17. Chicken/Mutton Curry
Chicken and mutton curry with lots of gravy is one of the most prominent dishes in Nepali households. During Dashain, one of the biggest festivals in Nepal, there is a tradition of sacrificing a chicken or goat to the gods and then cooking a curry with their meat.
The specialty of Nepali chicken/mutton curry, similar to Indian curry recipes, is the abundance of spices and flavors. Garam masala is prepared in-house with cinnamon, peppercorns, cardamom, mustard seeds, coriander seeds, cloves, and nutmeg.
Nowadays, you can also buy meat masala from shopkeepers, which is used in the curry to add depth to the flavors. Nepalis prefer chicken/mutton curries to have lots of gravy so water is added to the curry and it is left to simmer to create lots of gravy.
Choila is a typical Newa dish that consists of grilled or barbecued buffalo meat. Usually, choila is barbecued over an open flame, which gives it a smoky flavor.
Though there are other variants, such as chicken or duck choila, the most popular is buff choila. It is an integral component of Newa traditions and culture and part of the many feasts during the various Newa festivals.
19. Daal Bhat
Daal bhat is THE Nepali dish. Daal means lentil soup while bhat means steamed rice. Rice is an important ingredient for many traditional Nepali dishes.
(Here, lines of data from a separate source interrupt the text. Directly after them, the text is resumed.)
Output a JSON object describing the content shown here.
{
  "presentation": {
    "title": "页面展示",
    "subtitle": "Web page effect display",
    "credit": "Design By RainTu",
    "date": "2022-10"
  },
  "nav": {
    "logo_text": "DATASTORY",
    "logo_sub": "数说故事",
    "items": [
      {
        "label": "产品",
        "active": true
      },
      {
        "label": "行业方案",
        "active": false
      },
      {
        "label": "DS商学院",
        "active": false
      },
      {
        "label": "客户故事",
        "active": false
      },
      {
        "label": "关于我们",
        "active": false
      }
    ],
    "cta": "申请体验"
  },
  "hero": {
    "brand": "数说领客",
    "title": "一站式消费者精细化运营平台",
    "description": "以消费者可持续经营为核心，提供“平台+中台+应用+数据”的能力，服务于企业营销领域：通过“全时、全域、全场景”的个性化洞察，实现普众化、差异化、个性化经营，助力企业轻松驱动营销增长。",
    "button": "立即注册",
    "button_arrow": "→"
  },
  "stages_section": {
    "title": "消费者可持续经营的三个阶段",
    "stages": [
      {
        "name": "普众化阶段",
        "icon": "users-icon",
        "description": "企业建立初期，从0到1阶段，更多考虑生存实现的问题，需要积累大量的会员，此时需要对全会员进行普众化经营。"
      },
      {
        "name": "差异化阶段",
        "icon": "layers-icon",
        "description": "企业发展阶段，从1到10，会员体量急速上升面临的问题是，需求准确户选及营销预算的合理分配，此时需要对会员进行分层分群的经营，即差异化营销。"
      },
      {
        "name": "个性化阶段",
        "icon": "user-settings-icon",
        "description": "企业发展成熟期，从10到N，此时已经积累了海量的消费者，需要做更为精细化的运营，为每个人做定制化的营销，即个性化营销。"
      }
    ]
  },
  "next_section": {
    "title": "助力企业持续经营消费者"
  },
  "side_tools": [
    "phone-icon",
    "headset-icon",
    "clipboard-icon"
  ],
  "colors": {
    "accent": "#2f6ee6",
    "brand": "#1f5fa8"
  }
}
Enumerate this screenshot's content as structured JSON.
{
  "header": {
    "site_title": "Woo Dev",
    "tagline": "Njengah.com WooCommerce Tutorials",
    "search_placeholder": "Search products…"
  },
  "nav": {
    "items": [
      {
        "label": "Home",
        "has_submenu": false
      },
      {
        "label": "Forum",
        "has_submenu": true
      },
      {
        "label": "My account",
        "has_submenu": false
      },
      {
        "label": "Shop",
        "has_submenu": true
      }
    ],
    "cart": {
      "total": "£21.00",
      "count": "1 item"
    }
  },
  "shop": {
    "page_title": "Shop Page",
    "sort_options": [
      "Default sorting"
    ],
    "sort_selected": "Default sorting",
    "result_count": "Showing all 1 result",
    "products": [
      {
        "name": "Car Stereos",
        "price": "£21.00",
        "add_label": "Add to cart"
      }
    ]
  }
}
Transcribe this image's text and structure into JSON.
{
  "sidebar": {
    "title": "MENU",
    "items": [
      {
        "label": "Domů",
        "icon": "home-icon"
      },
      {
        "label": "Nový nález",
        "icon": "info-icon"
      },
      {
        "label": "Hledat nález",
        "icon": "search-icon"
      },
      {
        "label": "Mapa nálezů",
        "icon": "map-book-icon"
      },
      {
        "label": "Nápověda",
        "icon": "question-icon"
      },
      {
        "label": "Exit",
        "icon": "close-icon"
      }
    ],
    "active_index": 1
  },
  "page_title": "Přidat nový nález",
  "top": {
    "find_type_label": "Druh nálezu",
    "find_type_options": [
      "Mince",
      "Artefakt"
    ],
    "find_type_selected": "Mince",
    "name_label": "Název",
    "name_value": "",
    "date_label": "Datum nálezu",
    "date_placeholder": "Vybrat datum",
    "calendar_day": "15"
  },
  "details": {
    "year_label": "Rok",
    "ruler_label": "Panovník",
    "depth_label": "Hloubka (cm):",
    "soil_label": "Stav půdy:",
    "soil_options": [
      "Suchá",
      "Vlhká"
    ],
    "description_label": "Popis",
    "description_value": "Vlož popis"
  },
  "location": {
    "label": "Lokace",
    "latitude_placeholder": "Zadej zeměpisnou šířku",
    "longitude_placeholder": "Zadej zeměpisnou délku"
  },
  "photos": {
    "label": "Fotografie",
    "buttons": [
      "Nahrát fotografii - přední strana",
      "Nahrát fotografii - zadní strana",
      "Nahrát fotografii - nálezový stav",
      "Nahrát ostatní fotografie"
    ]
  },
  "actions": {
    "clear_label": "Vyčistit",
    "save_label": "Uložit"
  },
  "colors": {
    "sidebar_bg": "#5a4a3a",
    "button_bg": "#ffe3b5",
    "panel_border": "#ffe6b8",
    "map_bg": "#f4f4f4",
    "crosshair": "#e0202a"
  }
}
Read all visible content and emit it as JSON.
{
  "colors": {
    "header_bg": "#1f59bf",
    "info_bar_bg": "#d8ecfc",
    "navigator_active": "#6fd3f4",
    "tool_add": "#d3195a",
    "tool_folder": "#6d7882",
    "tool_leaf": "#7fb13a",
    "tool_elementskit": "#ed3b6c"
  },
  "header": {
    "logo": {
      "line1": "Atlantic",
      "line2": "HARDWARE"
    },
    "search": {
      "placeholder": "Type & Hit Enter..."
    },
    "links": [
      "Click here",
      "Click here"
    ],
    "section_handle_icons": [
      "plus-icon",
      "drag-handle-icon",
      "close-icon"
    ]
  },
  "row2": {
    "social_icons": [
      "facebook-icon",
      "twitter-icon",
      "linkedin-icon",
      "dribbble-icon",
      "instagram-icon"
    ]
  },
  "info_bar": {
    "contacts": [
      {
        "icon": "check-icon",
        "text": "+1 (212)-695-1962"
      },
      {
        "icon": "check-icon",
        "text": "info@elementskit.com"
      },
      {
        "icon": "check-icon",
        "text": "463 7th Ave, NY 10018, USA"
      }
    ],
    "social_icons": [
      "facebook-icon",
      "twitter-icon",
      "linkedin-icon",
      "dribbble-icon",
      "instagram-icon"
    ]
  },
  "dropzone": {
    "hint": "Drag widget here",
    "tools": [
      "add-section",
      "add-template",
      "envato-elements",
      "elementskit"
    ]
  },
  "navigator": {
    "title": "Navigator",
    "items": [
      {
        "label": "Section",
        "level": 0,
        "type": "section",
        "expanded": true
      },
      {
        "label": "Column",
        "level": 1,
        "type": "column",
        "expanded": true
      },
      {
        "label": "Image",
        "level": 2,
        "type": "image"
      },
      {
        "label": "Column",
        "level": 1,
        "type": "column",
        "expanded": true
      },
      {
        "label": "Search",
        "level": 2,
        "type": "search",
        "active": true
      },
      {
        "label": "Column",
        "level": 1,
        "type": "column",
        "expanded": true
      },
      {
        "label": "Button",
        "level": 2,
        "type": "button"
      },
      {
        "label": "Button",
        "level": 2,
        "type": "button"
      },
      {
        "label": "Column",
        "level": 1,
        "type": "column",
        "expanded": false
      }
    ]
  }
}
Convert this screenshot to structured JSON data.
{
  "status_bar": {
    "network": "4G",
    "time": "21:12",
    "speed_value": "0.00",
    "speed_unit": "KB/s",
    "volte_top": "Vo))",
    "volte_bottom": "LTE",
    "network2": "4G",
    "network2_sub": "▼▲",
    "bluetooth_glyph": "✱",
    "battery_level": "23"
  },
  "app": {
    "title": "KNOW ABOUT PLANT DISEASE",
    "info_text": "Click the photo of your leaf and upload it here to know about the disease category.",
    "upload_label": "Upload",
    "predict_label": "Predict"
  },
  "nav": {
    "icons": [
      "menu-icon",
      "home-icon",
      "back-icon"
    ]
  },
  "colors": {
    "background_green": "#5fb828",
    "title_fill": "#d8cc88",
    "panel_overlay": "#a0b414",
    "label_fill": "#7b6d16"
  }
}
Daal bhat is typically accompanied by side dishes such as stir-fried vegetables, greens, or chicken curry, along with pickled vegetables.
A version of daal bhat called thakali khana is also highly popular in Nepal. It is a dish that originated in the Thakali community. A variant of daal bhat, the thakali khana set includes more side dishes such as fried potatoes, a wide range of pickles, and papaad.
Momo is the ultimate Nepali food and is common in many restaurants. No matter whether a small local eatery or a five-star restaurant, the menu will always have momo. And there are many variants of this steamed dumpling with meat or vegetable fillings.
While steamed momo is the traditional version, other versions include chilly momo (steamed momo with a sweet and spicy sauce, chopped onions, and capsicums), fried momo, kothe momo, and sadeko momo, which are equally popular. Darjeeling momo is another popular variant, which uses less spices and has a subtle flavor.